Dedication: For Susan Artz and WGT

Size: 4.2" x 7"

Bound: Paperback

Description: Stephen King's first published novel under the pseudonym Richard Bachman. King had this book pulled from circulation after the Columbine High School shootings. Originally this story was called Getting It On

The narrator, Charlie Decker, a high school senior, details how he had long been fighting his growing rage against the authority figures which populate his world. He finally snapped and hit one of his teachers with a heavy wrench he had taken to carrying in his pocket; after much wrangling and discussion, the incident was dropped and he was allowed to return to school. His mental problems only proceeded to get worse, and, as the actual story begins, during a meeting with the school principal, he snaps again when the principal's disrespectful attitude has Charlie being transferred to a different school. This time, he storms out of the meeting, goes to his locker and gets a gun he had previously taken from his father's desk. He sets the locker contents on fire, then proceeds to his classroom where he kills his math teacher Mrs. Underwood. The locker-fire sets off an alarm, and the school begins to be evacuated. Another teacher, Mr.

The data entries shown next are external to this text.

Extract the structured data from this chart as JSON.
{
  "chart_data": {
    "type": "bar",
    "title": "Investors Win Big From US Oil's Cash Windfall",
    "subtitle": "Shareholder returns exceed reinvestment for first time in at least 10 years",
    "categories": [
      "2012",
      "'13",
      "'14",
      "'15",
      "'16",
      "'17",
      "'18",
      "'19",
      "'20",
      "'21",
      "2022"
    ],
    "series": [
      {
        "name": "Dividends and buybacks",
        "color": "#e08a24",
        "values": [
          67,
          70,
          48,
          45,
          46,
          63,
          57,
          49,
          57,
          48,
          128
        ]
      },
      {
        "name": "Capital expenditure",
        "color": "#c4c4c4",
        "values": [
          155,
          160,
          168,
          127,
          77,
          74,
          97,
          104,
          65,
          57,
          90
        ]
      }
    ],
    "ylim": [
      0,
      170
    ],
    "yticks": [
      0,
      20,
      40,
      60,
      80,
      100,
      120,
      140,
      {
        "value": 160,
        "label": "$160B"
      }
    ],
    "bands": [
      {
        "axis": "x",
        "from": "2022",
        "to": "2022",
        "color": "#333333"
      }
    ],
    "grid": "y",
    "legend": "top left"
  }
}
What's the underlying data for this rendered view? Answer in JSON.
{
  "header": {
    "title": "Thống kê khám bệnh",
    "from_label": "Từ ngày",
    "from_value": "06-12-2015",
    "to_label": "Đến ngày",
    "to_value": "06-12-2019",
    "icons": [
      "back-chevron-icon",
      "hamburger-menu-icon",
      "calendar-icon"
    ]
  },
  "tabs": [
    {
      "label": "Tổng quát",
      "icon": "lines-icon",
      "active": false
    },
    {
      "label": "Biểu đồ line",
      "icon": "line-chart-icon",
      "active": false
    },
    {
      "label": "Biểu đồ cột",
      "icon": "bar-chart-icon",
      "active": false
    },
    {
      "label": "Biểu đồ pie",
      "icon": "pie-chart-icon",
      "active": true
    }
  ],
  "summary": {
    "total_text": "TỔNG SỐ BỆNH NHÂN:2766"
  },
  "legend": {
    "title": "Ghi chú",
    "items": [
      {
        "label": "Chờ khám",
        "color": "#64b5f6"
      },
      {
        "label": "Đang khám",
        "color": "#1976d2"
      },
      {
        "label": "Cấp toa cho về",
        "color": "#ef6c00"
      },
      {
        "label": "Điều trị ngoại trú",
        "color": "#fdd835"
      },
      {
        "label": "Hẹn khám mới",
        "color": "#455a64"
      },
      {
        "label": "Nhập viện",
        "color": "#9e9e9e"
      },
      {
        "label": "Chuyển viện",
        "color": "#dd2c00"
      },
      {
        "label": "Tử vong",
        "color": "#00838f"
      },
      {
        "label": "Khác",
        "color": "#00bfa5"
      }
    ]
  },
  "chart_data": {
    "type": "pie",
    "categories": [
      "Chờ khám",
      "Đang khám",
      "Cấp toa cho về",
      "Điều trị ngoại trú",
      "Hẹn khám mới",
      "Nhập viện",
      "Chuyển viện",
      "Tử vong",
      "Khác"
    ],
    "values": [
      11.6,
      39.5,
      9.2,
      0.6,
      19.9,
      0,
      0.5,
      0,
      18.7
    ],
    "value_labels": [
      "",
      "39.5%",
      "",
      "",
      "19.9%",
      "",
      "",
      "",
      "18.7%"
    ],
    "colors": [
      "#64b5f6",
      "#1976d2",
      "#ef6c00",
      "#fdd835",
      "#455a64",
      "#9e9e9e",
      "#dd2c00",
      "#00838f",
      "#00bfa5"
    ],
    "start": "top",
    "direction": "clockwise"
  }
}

Vance, comes into the classroom to tell the kids to leave, and Charlie shoots him as well. The school is evacuated even more quickly and the police and media arrive on the scene.

This begins a long afternoon's discussion with his hostages/fellow students. Among many other things, Charlie says that he honestly does not know why he has chosen to do these things and claims that if he did know, he probably wouldn't be doing them. While toying with the various authority figures who attempt to negotiate with him, he turns the class into a sort of therapy group, causing his schoolmates to semi-voluntarily tell embarrassing secrets about themselves and each other. Interspersed throughout are narrative flashbacks to Charlie's own unpleasant childhood and adolescence, particularly his horrid relationship with his father, an abusive alcoholic. Towards the end of the stand-off, Charlie is shot in the chest by a police marksman, but escapes death thanks to the locker padlock that he put in his breast pocket after starting the fire.

He finally comes to the realization that only one of the other students is really being held there by him and his gun: a seeming "big man on campus" named Ted Jones, who is harboring his own unpleasant secrets. The other students attack Jones, leaving him battered and catatonic, and file out of the school. When the police enter the classroom, the now-unarmed Charlie deliberately makes a wild "threatening" attack and is shot three times. He survives and is committed to an insane asylum; finished telling his tale to whomever he is telling it to as evident by the aftermath of his classmates' lives, he concludes by saying it is time to turn out the light.